- Born: Shashikant Bhalchandra Garware 5 November 1934 (age 91) Mumbai India
- Education: Dulwich College, London
- Occupation: Industrialist
- Spouses: Sheila Shashikant Garware

= Shashikant Garware =

Indian Industrialist (born 1934)

Shashikant Bhalchandra Garware (born 5 November 1934) is an Indian industrialist and the founder, chairman, and managing director of Garware Hi-Tech Films Limited (formerly Garware Polyester Limited). He is credited with starting the polyester industry in India in June 1957.

==Early life and education==
Garware was born on 5 November 1934 in Bombay, India. He is the son of Abasaheb Garware.He completed his early education in India before attending Dulwich College in London. He later studied senior business management at the University of Edinburgh. In 2022, he was awarded a D.Litt. by Mumbai University for his contributions to the polyester industry and philanthropic services.

==Career==
Garware returned to India in 1951 and joined his father at Garware Motors Ltd. In 1957, he became involved in the polyester film industry with the establishment of Garware Polyester Ltd, now known as Garware Hi-Tech Films Ltd (GHFL). In 1982, GHFL introduced UV-stabilized polyester film in India. The U.S. Patent Authority issued a patent for this product.

==Philanthropy==
The Garware Charitable Trust was established in 1962. The Trust provides financial support to educational institutions, hospitals, and healthcare centers.

The trust provided financial aid to the Bombay Cricket Association (BCA), which named the clubhouse and members' pavilion at Wankhede Stadium as the Garware Club House. In 1993, the Garware Community Centre was established in Aurangabad to support sports and cultural activities. Financial assistance was also provided to the Aurangabad Municipal Corporation for the development of a stadium in MIDC Chikalthana, now known as Garware Stadium.

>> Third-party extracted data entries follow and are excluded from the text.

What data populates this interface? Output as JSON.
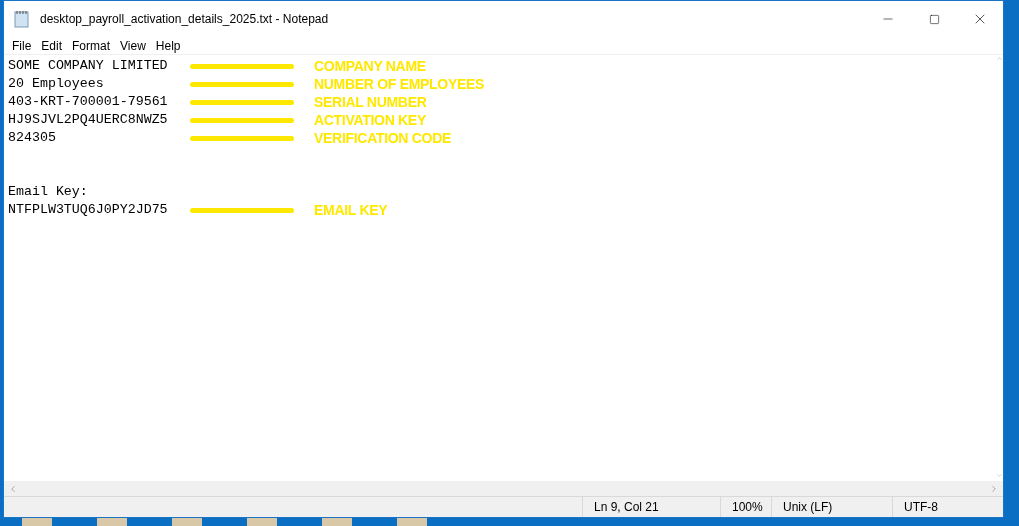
{
  "window": {
    "title": "desktop_payroll_activation_details_2025.txt - Notepad"
  },
  "menu": [
    "File",
    "Edit",
    "Format",
    "View",
    "Help"
  ],
  "lines": [
    {
      "kind": "text",
      "text": "SOME COMPANY LIMITED",
      "annotation": "COMPANY NAME"
    },
    {
      "kind": "text",
      "text": "20 Employees",
      "annotation": "NUMBER OF EMPLOYEES"
    },
    {
      "kind": "text",
      "text": "403-KRT-700001-79561",
      "annotation": "SERIAL NUMBER"
    },
    {
      "kind": "text",
      "text": "HJ9SJVL2PQ4UERC8NWZ5",
      "annotation": "ACTIVATION KEY"
    },
    {
      "kind": "text",
      "text": "824305",
      "annotation": "VERIFICATION CODE"
    },
    {
      "kind": "blank"
    },
    {
      "kind": "blank"
    },
    {
      "kind": "text",
      "text": "Email Key:"
    },
    {
      "kind": "text",
      "text": "NTFPLW3TUQ6J0PY2JD75",
      "annotation": "EMAIL KEY"
    }
  ],
  "status_bar": [
    "Ln 9, Col 21",
    "100%",
    "Unix (LF)",
    "UTF-8"
  ]
}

Garware has served as a Director on the Central Board of the State Bank of India and the Life Insurance Corporation of India. He was also an Honorary Consul General of Turkey for their Western India Office and served as President of the Maharashtra Chamber of Commerce and Industry. During this period, he faced allegations of corporate misgovernance.

==Honours and awards==

In 1981, Garware was awarded the Gold Shield for Import Substitution by the Government of India. GHFL received the Plexconcil Top Exporter's Award for exporting high-tech polyester films for over three consecutive decades. In 2022, he was conferred an honorary Doctor of Literature (D.Litt.) degree by Shri Bhagat Singh Koshyari, then Governor of Maharashtra and Chancellor of Mumbai University.